Рэйчел нашла его на автостанции в Норфолке. Согнувшись, Профейн сидел рядом с Паолой на деревянной грязновато-бледной лавке, протертой поколением случайных задниц; два билета до Нью-Йорка; "Нью-Йорк", — стучало внутри его ковбойской шляпы. Профейн закрыл глаза и пытался уснуть. Он уже начал отрубаться, когда по трансляции объявили его имя.
Он не успел еще проснуться, но уже знал — кто это может быть. Как чувствовал. Он часто думал о ней.
— Дорогой Бенни, — сказала Рэйчел. — Я обзвонила все автостанции страны. — Из трубки доносился шум веселой пьянки. Новогодняя ночь. А там, где сейчас сидел Профейн, были лишь старые часы. Да еще дюжина бездомных, ссутулившихся на деревянных лавках в попытке заснуть. В ожидании автобусов дальнего следования — настолько дальнего, что куда там «Грейхаунду» или «Трэйлвэйзу». Он смотрел на них, а слушал ее — не перебивая.
— Приезжай домой, — говорила она — единственный человек, кому он позволял говорить такие слова, не считая внутреннего голоса. Но от последнего он лучше бы отрекся — как от оболтуса и раздолбая — чем стал бы к нему прислушиваться.

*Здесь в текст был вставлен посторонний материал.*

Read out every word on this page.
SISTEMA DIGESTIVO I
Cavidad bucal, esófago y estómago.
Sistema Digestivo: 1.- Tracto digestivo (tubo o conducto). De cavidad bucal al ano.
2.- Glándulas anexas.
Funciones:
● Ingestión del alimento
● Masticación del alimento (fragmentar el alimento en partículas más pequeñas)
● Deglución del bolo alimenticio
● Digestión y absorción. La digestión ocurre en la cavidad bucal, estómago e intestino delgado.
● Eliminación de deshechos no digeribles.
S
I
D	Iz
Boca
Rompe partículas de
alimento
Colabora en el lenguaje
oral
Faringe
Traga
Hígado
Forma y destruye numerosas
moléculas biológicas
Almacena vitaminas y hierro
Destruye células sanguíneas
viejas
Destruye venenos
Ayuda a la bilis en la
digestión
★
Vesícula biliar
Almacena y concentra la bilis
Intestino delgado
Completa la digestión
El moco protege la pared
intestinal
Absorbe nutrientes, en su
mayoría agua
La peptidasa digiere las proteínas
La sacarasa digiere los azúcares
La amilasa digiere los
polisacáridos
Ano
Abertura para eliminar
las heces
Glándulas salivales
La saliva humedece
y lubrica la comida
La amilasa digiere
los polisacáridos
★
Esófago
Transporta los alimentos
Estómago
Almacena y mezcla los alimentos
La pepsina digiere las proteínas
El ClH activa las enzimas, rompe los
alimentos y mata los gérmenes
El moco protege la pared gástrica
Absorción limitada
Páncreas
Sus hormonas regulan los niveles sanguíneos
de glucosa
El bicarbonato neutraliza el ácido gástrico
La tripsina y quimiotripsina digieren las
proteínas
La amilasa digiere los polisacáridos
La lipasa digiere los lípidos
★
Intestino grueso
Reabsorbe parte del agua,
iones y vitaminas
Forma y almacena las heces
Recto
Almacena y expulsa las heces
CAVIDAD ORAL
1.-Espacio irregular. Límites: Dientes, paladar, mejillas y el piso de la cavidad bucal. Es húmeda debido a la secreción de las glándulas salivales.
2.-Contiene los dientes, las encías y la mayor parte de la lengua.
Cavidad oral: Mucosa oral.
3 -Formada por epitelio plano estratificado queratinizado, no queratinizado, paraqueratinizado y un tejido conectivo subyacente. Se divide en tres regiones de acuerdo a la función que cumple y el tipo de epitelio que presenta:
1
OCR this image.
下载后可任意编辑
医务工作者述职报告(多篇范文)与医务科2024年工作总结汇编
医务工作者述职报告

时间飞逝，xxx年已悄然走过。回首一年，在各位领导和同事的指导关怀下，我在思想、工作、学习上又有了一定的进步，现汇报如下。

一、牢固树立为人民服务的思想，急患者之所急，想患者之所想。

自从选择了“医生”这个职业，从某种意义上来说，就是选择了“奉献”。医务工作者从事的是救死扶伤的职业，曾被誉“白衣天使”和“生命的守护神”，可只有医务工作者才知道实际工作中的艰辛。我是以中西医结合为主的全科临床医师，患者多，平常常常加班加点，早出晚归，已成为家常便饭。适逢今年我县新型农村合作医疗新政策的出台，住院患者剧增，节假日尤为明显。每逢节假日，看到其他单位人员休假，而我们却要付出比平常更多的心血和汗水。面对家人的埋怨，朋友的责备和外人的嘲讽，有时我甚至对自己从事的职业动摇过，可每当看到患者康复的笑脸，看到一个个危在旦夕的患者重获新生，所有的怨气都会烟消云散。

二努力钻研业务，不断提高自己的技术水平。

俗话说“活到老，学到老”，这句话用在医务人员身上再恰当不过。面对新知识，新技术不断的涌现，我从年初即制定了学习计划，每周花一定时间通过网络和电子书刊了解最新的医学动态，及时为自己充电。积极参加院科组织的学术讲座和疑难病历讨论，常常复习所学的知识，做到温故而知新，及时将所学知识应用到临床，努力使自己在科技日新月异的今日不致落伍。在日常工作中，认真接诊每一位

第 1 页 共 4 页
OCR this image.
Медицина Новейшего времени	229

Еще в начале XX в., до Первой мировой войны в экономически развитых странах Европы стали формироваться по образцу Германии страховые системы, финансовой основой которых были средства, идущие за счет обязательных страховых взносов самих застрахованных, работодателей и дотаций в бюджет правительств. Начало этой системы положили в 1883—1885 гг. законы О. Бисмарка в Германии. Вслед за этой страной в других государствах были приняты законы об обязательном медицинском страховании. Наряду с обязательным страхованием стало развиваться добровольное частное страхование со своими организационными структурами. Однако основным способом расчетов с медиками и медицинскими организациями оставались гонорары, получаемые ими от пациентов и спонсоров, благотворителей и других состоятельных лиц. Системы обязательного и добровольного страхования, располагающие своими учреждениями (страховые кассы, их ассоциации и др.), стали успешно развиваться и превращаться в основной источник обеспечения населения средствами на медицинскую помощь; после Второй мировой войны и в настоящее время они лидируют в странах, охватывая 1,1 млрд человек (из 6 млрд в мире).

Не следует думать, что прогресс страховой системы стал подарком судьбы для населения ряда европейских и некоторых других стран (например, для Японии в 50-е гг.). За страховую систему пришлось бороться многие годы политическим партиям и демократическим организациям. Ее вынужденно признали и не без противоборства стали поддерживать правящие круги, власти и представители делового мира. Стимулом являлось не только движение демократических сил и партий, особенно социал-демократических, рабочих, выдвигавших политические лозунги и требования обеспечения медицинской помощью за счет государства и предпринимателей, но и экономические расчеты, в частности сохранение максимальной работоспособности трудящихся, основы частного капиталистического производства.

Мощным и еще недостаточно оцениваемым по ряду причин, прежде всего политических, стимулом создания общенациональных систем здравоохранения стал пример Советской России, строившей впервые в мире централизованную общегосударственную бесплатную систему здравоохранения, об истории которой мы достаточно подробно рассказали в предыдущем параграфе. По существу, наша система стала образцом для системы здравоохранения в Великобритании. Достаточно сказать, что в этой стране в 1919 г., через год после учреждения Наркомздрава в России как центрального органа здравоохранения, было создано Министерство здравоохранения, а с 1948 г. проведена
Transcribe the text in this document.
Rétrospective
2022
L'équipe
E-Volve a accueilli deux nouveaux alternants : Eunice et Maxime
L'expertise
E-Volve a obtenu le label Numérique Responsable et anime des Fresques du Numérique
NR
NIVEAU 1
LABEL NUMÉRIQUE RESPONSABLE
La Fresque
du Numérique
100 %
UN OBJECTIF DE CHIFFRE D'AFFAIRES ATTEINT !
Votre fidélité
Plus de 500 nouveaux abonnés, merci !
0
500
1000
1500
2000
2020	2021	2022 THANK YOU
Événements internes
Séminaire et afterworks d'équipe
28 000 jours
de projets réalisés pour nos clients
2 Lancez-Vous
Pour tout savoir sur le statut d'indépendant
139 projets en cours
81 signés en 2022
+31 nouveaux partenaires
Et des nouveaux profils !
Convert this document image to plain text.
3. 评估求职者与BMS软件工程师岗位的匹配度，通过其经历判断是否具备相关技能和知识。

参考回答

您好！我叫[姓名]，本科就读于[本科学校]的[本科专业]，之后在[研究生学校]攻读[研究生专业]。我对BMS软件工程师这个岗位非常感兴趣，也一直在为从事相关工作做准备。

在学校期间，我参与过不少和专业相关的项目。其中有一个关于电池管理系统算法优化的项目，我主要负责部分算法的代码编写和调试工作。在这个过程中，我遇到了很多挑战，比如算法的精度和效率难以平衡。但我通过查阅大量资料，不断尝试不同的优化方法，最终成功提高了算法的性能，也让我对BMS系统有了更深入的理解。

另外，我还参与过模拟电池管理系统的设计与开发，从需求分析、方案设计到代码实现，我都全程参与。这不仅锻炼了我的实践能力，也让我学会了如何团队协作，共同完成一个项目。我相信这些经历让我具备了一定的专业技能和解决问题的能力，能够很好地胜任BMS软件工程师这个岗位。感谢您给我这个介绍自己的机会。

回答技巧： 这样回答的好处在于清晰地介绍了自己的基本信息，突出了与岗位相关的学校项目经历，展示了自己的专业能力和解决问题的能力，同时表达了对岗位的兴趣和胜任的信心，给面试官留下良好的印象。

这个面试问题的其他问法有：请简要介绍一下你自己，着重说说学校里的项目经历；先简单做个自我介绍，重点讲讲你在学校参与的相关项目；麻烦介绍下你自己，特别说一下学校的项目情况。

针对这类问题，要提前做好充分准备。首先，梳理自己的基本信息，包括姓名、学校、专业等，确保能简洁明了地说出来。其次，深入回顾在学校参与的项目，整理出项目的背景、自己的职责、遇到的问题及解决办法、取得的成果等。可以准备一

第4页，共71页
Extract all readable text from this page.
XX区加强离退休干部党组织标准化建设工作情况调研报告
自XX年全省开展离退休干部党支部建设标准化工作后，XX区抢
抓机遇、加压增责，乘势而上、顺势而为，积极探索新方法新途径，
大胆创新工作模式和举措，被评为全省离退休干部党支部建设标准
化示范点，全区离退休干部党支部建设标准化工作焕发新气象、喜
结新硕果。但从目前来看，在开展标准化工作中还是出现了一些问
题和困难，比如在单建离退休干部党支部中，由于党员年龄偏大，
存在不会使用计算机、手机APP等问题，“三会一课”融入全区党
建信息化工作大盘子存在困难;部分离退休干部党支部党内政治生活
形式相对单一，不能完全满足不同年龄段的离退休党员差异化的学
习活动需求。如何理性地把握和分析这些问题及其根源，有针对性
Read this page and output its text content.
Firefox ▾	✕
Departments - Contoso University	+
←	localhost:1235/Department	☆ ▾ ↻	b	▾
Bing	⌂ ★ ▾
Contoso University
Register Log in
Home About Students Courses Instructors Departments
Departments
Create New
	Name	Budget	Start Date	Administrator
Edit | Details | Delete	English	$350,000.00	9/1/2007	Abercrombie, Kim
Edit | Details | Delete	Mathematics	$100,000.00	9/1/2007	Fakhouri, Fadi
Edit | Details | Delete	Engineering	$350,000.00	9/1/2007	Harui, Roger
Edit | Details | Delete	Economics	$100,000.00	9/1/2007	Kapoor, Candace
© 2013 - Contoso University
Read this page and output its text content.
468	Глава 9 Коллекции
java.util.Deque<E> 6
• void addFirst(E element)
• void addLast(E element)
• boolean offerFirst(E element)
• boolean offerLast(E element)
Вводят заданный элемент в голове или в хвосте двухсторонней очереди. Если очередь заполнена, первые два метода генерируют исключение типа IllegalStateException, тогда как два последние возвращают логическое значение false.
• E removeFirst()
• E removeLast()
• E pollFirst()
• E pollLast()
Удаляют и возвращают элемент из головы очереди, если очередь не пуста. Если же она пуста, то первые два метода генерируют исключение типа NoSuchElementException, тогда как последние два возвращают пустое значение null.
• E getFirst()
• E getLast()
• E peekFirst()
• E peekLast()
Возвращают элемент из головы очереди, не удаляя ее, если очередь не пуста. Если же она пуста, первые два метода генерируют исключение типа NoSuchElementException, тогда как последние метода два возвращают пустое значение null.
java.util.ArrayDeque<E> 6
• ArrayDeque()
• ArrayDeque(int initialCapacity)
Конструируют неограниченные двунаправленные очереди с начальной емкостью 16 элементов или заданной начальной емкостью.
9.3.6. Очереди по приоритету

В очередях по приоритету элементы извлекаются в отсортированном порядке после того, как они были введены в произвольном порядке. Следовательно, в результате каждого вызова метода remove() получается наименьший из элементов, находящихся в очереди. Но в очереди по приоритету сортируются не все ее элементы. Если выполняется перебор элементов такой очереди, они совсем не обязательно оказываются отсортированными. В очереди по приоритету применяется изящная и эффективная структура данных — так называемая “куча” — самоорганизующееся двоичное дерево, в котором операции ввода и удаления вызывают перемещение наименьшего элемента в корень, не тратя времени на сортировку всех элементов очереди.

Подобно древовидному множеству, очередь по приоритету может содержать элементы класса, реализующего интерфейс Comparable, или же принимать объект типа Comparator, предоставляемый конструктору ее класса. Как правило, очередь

— Понимаешь… — пытался он сказать.
— Я вышлю деньги на билеты.
И ведь выслала бы.
Он услышал, как к нему по полу движется глухой, бренчащий звук. Влажная Железа — хмурый и тощий — волочил за собой гитару. Профейн вежливо перебил Рэйчел.
— Тут пришел мой друг Влажная Железа, — сказал он полушепотом. — Он хочет спеть тебе песенку.
Влажный спел ей «Скитания» — старую песню времен Депрессии. Рыбы в море, рыбы в океане, рыжеволосая меня обманет…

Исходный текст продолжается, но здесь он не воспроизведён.